The Media, Entertainment & Arts Alliance is concerned about what the change of ACM group ownership will mean for independent journalism and the group’s 160 community, regional and rural publications around Australia, and for the jobs and conditions of Fairfax regional employees.
MEAA is demanding the same three core commitments of Catalano that it did of Nine CEO Hugh Marks when the Nine-Fairfax merger was announced last year, namely:
- Job security — preserving current levels of employment.
- Enterprise agreements — honouring the current Fairfax EBAs.
- Editorial independence — committing to the Fairfax Media Charter of Editorial Independence.
It is also important for the new owners to maintain the individual identities of the mastheads which in some cases have been built up over more than a century.
MEAA Media director Katelin McInerney said: “There are about 650 editorial staff employed across the country by the ACM group. It is essential that the individual audiences for each of the group’s mastheads be respected.

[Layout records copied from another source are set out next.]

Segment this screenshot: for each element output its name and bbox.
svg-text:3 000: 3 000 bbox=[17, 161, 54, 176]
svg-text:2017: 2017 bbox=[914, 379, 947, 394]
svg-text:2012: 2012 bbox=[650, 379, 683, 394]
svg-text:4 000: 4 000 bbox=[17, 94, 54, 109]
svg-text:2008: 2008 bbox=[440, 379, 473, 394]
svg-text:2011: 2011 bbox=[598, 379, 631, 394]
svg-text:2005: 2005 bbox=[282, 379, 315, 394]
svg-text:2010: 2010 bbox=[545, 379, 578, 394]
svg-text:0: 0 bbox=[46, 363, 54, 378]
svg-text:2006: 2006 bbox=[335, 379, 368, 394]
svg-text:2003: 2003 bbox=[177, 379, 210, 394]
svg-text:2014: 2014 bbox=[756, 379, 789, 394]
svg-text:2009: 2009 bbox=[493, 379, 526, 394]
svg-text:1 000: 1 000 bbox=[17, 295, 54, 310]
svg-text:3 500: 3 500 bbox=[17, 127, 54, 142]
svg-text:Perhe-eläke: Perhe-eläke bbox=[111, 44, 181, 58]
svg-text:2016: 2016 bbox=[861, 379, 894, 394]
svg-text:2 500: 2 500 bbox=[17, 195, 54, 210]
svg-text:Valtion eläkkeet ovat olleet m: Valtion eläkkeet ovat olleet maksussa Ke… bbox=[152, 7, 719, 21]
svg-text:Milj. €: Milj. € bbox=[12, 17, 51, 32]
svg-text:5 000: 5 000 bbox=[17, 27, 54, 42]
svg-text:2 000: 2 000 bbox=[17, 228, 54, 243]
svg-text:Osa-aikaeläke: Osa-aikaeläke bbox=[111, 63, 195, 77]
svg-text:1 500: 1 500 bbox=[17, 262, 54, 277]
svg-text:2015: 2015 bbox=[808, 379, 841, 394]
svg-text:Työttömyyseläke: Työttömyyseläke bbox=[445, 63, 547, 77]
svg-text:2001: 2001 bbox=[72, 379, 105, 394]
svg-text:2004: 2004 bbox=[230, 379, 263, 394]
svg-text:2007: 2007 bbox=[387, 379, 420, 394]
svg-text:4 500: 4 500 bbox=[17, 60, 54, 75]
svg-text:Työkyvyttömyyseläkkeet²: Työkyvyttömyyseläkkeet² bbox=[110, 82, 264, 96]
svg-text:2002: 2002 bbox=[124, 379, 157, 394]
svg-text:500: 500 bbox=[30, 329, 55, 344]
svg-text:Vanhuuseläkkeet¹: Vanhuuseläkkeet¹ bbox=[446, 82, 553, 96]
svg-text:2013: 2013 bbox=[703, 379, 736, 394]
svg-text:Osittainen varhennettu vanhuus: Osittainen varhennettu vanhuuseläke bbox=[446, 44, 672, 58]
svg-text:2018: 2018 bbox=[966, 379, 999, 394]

“The business model that Antony Catalano introduced at the Fairfax Domain group was to combine the editorial of several mastheads into near-identical content. Editorial cutbacks meant that genuine local reporting was gradually whittled away in favour of bland vanilla news stories shared across several mastheads, regardless of what individual audiences wanted.
“You can’t do that with regional newspapers. The ACM mastheads are supported by fiercely loyal readers. The newspapers must continue to provide local news, information and entertainment to the communities they serve. Their readers are entitled to have local editorial content, not homogenised news generated from somewhere else.”
MEAA will hold meetings with delegates from the ACM mastheads and will seek discussions with management.
Ms McInerney said: “It is vital at this time that staff have a strong, cohesive voice that represents the views of all mastheads. A union delegation from all regional ACM mastheads is being convened, and will join with representatives from the Canberra Times, the Illawarra Mercury, Newcastle Herald to ensure all levels of the business – metro, regional daily and country non-daily – have their views represented.
“Journalists are stronger together. We are united in the fight to protect: newsrooms, the number of journalists on the ground and decent working conditions. Journalists at these publications want to continue doing the job the job their communities expect: inform the community and tell their stories, be a voice for readers, hold power to account, have the time and editorial commitment to report without fear or favour,” McInerney said.